A person with clout - perhaps a Minister? - please !! needs to demonstrate some backbone and start tough legislation to change this insane situation. Emergency laws can be passed quickly - this has been demonstrated; there is precedent. There should also be no option for this man to start legal action, unless he is funding it himself. I have known people desperate for justice, who have been refused legal aid - how does this person get funding, and repeatedly?

Rosina Sun 21-Oct-18 16:18:53

I meant to add that Judges can refuse the right to appeal; why did the Judge here not say that he could not appeal the conditions of his release? Another option would be for him to have had to agree to those conditions before release. Whilst my knowledge of law is obviously very flimsy and amateur, and largely the result of 'googling', this has been left wide open for him to start yet another legal wrangle at taxpayers expense.

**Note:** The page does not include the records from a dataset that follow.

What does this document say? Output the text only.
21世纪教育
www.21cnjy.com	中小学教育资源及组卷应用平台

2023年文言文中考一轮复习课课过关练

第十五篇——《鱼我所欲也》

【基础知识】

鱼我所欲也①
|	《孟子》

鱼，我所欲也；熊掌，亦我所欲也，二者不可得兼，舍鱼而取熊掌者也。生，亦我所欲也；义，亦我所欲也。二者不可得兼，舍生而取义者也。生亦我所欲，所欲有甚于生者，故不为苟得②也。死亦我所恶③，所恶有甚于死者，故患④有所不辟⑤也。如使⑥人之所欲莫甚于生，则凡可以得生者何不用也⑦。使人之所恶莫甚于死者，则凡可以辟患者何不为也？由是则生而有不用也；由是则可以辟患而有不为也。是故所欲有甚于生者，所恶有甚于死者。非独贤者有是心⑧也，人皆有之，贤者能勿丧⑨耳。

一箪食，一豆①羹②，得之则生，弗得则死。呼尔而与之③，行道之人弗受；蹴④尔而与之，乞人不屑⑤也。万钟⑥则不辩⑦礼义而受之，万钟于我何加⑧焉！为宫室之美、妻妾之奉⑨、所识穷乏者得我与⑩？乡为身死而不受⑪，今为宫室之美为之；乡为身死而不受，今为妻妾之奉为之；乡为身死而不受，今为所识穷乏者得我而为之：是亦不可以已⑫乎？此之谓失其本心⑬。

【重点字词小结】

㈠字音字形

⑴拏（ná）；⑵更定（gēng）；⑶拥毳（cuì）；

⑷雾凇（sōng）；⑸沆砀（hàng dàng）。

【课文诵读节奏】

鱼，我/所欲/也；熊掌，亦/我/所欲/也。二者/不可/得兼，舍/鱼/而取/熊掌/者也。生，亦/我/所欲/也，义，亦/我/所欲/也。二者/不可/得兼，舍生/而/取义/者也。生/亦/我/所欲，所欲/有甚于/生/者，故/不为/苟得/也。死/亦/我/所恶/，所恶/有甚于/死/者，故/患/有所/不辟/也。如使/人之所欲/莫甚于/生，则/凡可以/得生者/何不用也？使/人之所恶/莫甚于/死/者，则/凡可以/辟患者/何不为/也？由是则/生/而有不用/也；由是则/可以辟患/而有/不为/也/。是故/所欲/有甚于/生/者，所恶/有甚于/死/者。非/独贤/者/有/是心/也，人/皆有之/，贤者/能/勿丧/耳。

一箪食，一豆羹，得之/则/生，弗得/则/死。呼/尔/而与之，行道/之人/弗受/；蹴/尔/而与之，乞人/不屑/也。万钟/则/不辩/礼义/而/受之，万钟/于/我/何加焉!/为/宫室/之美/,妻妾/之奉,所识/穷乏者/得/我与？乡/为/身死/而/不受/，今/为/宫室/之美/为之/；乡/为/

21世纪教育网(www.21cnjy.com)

nigglynellie Sun 21-Oct-18 17:07:55

Do you know, I begin to think ,what with one thing and another that this country deserves everything it gets! except of course it's the poor people on the receiving end of our absurd, liberal to the point of idiocy, laws that deeply affect them who suffer - never subservient politicians though!!

Baggs Sun 21-Oct-18 17:12:45

I think keeping someone like this safe from a lynch mob is actually a good, strong thing about our country.

It's on the same plane as the presumption of innocence until guilt is proven—principled.

The problem is really that, as the law stands, he could not be kept in prison for a much longer time for what he did. I think there is a move in government to make the law more robust and punishments more in keeping with the crime.